You'll not always have enough time to discuss your measurement procedure, but if there's one thing of detail that's worth asking your supervisor to look over, it's the measurement procedure you've used. This is important because the quality of your data is highly contingent on the quality of your measurement procedure (i.e., the reliability and construct validity of your measurement procedure).

If you've followed Route A: Duplication or Route B: Generalisation, this is not so much of an issue because (a) the measurement procedure you are drawing on in the main journal article should have been shown to be reliable and (b) you will not have made many (if any) changes. However, if you have followed Route C: Extension, especially a method or measurement-based extension, there may have been many changes to the measurement procedure used in the main journal article. Therefore, it is worth asking your supervisor to look over these changes. Unless your supervisor is a subject matter expert, they may only be able to help you with the face validity of the measurement procedure, but this can still be useful to avoid glaring mistakes. Your supervisor may be able to give you advice on things like the statement you read out to research participants to tell them what the research it about, what their ethical rights are, and so forth. They may also be able to offer advice on things like survey length or the number of data points you are trying to record in a structured observation, but for the most part, you should look to the main journal article and literature to determine such things.

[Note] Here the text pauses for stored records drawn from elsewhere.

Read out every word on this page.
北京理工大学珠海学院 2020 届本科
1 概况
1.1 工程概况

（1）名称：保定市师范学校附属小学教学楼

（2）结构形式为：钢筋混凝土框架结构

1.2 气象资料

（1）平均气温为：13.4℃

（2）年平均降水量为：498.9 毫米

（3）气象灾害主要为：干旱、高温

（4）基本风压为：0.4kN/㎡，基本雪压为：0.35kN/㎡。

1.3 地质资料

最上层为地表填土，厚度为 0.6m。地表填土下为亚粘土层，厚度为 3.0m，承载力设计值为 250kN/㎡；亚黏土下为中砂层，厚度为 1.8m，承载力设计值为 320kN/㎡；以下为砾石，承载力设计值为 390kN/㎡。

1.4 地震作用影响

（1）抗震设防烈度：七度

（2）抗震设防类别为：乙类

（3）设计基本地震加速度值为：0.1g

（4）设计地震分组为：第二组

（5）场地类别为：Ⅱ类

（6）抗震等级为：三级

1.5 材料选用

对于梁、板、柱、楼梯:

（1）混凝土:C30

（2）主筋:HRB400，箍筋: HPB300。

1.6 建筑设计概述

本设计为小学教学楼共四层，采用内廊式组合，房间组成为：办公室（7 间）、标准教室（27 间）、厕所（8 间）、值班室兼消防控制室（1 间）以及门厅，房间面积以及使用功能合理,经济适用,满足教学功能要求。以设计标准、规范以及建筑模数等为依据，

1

Defend the choices that you have made

You don't want to defend your choices for the sake of it. If your supervisor strongly suggests that you change a major component of your research strategy, it would be advisable to seriously consider this. At the same time, unless your supervisor is an expert in your area of interest, you will know the contents of your dissertation far better than your supervisor: the research hypotheses you want to answer, the background literature to your dissertation, the research strategy that you plan to follow, and the justifications for all these choices. Making major changes to the theoretical case or research strategy you have set could require a lot of work, and you don't want to make these changes without being sure they are correct. it's worth remembering that you may have only spent 20 minutes with your supervisor, so some of the judgements your supervisor is making may be based solely of the main points you've put across in a short space of time, rather than a detailed assessment of the theoretical case or research strategy you have built. Therefore, if your supervisor does strongly suggest that you make any major changes, it is worth taking the time to defend the choices you have made in case these changes are unnecessary.